Like a lot of people, I was strongly in favour of VAR when it was introduced. I had seen too many appalling decisions decide football matches, the goal line technology had already been a successful innovation and we had seen technology used effectively in sports like cricket and tennis. Who could object to referees having the benefit of slow motion replays to decide whether there had been a foul or an offside? While some things may still be open to interpretation, the rules only corrected ‘clear and obvious’ errors. meaning, surely, that the real travesties would become a thing of the past and we could go back to talking about the game, not the officials?

It hasn’t quite worked out like that. If anything, in the English Premier League at least, VAR has shone a light on a level of refereeing incompetence that we perhaps always suspected, and made the ineptitude of most of our officials very clear and obvious. If someone who is paid to officiate football matches can’t see, with the benefit of replays from all angles, what is blatantly obvious to most people watching, then they are in the wrong job. But again and again, this has happened. I’m not going to list examples here – most of mine probably relate to my own team and you’ll have your own grievances. But it’s incredible how often pundits end up talking about poor decisions made with the benefit of VAR. This is less the case in European or international games, so does sadly reflect that most of our refs are way below par.

“Don’t blame the tech, blame the officials’ is a regular and in some ways justifiable response. If we don’t get as many appalling decisions from overseas refs, isn’t it time to put our house in order, get rid of the worst offenders and maybe import better officials as we have with players? All true. But that doesn’t take away an even bigger gripe.

The worst thing about VAR is not even the embarrassingly bad decisions our referees are making with the benefit of replays. The worst thing is the effect on the spectator experience. Long delays while they look at every angle or the referee goes over to the pitchside monitor are one frustration. Refusal to flag obvious offsides as a when they happen is universally detested (and will sooner or later lead to an injury and a change to a rule we all hate). But the biggest travesty is the impact on the best moments in football: your team scoring a goal.

This is much more compelling case against VAR than rubbish refs. When a goal goes in now, you can’t celebrate, at least not in the way you once did. I know disallowed goals are not new. But we all got used to looking quickly for a linesman’s flag, or the ref pointing to the centre circle, on our way up out of our seats. Now there might be another intervention, maybe going back to a foul in the build up to the goal, or a fraction of body hair being offside. This makes that explosion of joy at a goal, especially an important one, far less likely. Part of you is already trying to second guess the half competent guy watching the game and looking for a reason to rule the goal out.

On this basis alone, VAR everywhere is a failure. I’d take the odd marginal offside, push in the back or whatever in return for the joy of the goal. If play hasn’t been stopped at the time, raking back over what the players were doing last week to try to disallow the goal is the epitome of joyless officialdom.

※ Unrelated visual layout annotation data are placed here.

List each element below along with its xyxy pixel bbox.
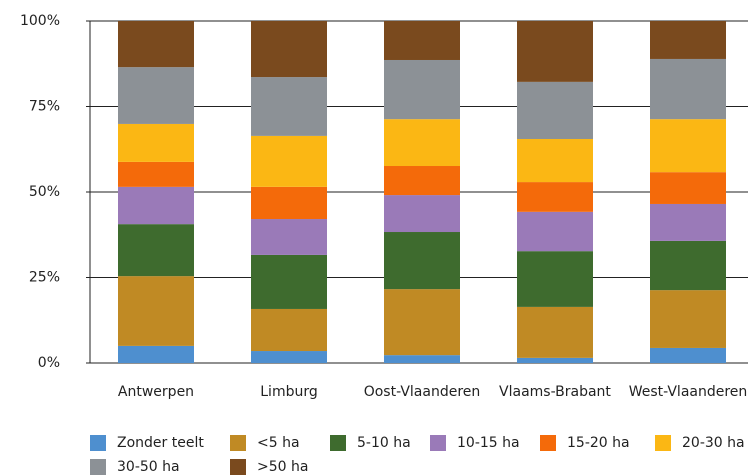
legend-label: >50 ha	[257, 459, 308, 475]
bar-segment	[251, 308, 327, 352]
bar-segment	[118, 67, 194, 124]
legend-label: 15-20 ha	[567, 435, 630, 451]
y-tick-label: 50%	[29, 184, 60, 200]
bar-segment	[251, 219, 327, 255]
bar-segment	[517, 251, 593, 307]
bar-segment	[118, 345, 194, 363]
legend-label: Zonder teelt	[117, 435, 204, 451]
bar-segment	[384, 355, 460, 363]
bar-segment	[384, 232, 460, 290]
bar-segment	[650, 290, 726, 348]
bar-segment	[517, 138, 593, 183]
legend-label: 30-50 ha	[117, 459, 180, 475]
bar-segment	[118, 224, 194, 277]
x-tick-label: Vlaams-Brabant	[499, 384, 611, 400]
x-tick-label: West-Vlaanderen	[629, 384, 748, 400]
bar-segment	[118, 21, 194, 68]
bar-segment	[251, 77, 327, 136]
y-tick-label: 75%	[29, 99, 60, 115]
bar-segment	[517, 81, 593, 139]
bar-segment	[251, 21, 327, 78]
bar-segment	[650, 119, 726, 173]
bar-segment	[517, 21, 593, 82]
bar-segment	[650, 172, 726, 204]
bar-segment	[384, 21, 460, 60]
bar-segment	[118, 276, 194, 346]
bar-segment	[251, 254, 327, 309]
legend-swatch	[90, 459, 106, 475]
bar-segment	[251, 186, 327, 220]
legend-label: 20-30 ha	[682, 435, 745, 451]
x-tick-label: Oost-Vlaanderen	[364, 384, 481, 400]
legend-swatch	[655, 435, 671, 451]
bar-segment	[517, 182, 593, 212]
bar-segment	[517, 211, 593, 252]
legend-label: 5-10 ha	[357, 435, 411, 451]
bar-segment	[650, 203, 726, 241]
bar-segment	[384, 59, 460, 120]
bar-segment	[384, 195, 460, 233]
bar-segment	[384, 166, 460, 196]
legend-swatch	[430, 435, 446, 451]
bar-segment	[384, 119, 460, 167]
bar-segment	[118, 161, 194, 187]
bar-segment	[650, 21, 726, 59]
bar-segment	[251, 351, 327, 363]
bar-segment	[517, 357, 593, 363]
y-tick-label: 25%	[29, 270, 60, 286]
bar-segment	[384, 289, 460, 356]
legend-swatch	[540, 435, 556, 451]
legend-swatch	[90, 435, 106, 451]
bar-segment	[118, 186, 194, 225]
bar-segment	[251, 135, 327, 187]
legend-swatch	[230, 459, 246, 475]
legend-swatch	[230, 435, 246, 451]
x-tick-label: Antwerpen	[118, 384, 194, 400]
bar-segment	[650, 58, 726, 120]
legend-label: 10-15 ha	[457, 435, 520, 451]
x-tick-label: Limburg	[260, 384, 317, 400]
legend-label: <5 ha	[257, 435, 300, 451]
bar-segment	[517, 306, 593, 358]
legend-swatch	[330, 435, 346, 451]
y-tick-label: 0%	[38, 355, 60, 371]
bar-segment	[650, 347, 726, 363]
bar-segment	[118, 123, 194, 162]
y-tick-label: 100%	[20, 13, 60, 29]
bar-segment	[650, 240, 726, 291]
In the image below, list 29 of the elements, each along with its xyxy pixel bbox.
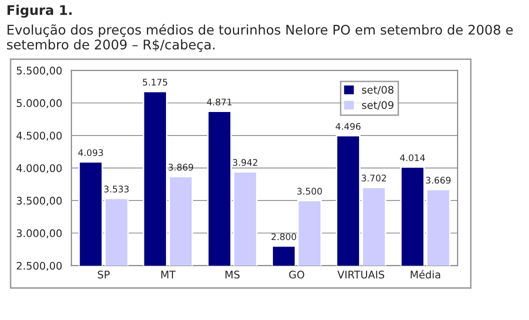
x-tick-label: GO — [289, 270, 304, 279]
data-label: 4.496 — [336, 122, 361, 130]
data-label: 5.175 — [142, 78, 168, 86]
x-tick-label: SP — [98, 270, 110, 279]
data-label: 3.869 — [168, 164, 194, 171]
y-tick-label: 5.000,00 — [16, 99, 62, 108]
data-label: 3.500 — [297, 188, 322, 195]
data-label: 3.533 — [104, 186, 129, 192]
data-label: 2.800 — [272, 233, 296, 240]
y-tick-label: 3.000,00 — [16, 229, 62, 238]
data-label: 3.669 — [426, 176, 451, 184]
y-tick-label: 3.500,00 — [16, 196, 62, 206]
chart-title: Figura 1. — [8, 4, 72, 18]
data-label: 4.014 — [400, 154, 425, 162]
x-tick-label: Média — [410, 270, 440, 279]
x-tick-label: VIRTUAIS — [337, 270, 384, 279]
y-tick-label: 5.500,00 — [16, 66, 62, 76]
legend-label: set/09 — [362, 101, 394, 110]
data-label: 3.702 — [362, 174, 386, 182]
data-label: 3.942 — [232, 159, 258, 166]
legend-label: set/08 — [362, 86, 394, 95]
data-label: 4.871 — [206, 98, 232, 106]
x-tick-label: MT — [161, 270, 176, 278]
y-tick-label: 4.500,00 — [16, 132, 62, 141]
chart-subtitle: Evolução dos preços médios de tourinhos Nelore PO em setembro de 2008 e setembro de 2009 – R$/cabeça. — [7, 24, 513, 52]
y-tick-label: 4.000,00 — [16, 164, 62, 174]
y-tick-label: 2.500,00 — [16, 262, 62, 271]
x-tick-label: MS — [226, 270, 240, 279]
data-label: 4.093 — [78, 149, 103, 156]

Football is a simple game – anyone can play it in a park if they have a ball or something passing for one. It’s already being over-complicated by bizarre rule changes, money-driven changes to the formats of much-loved competitions and sports-washing owners with bottomless funds undermining its competitiveness. I don’t think the addition of another variable like VAR – whether or not it is made worse by inept application – has in any way enhanced football as a sport. There may be a marginal improvement in decisions – even that is debatable in England – but what’s been lost outweighs any perceived gain: the most exciting part of the game for fans has been fatally undermined.

It’s time to VAR the whole VAR concept. Decision: failure.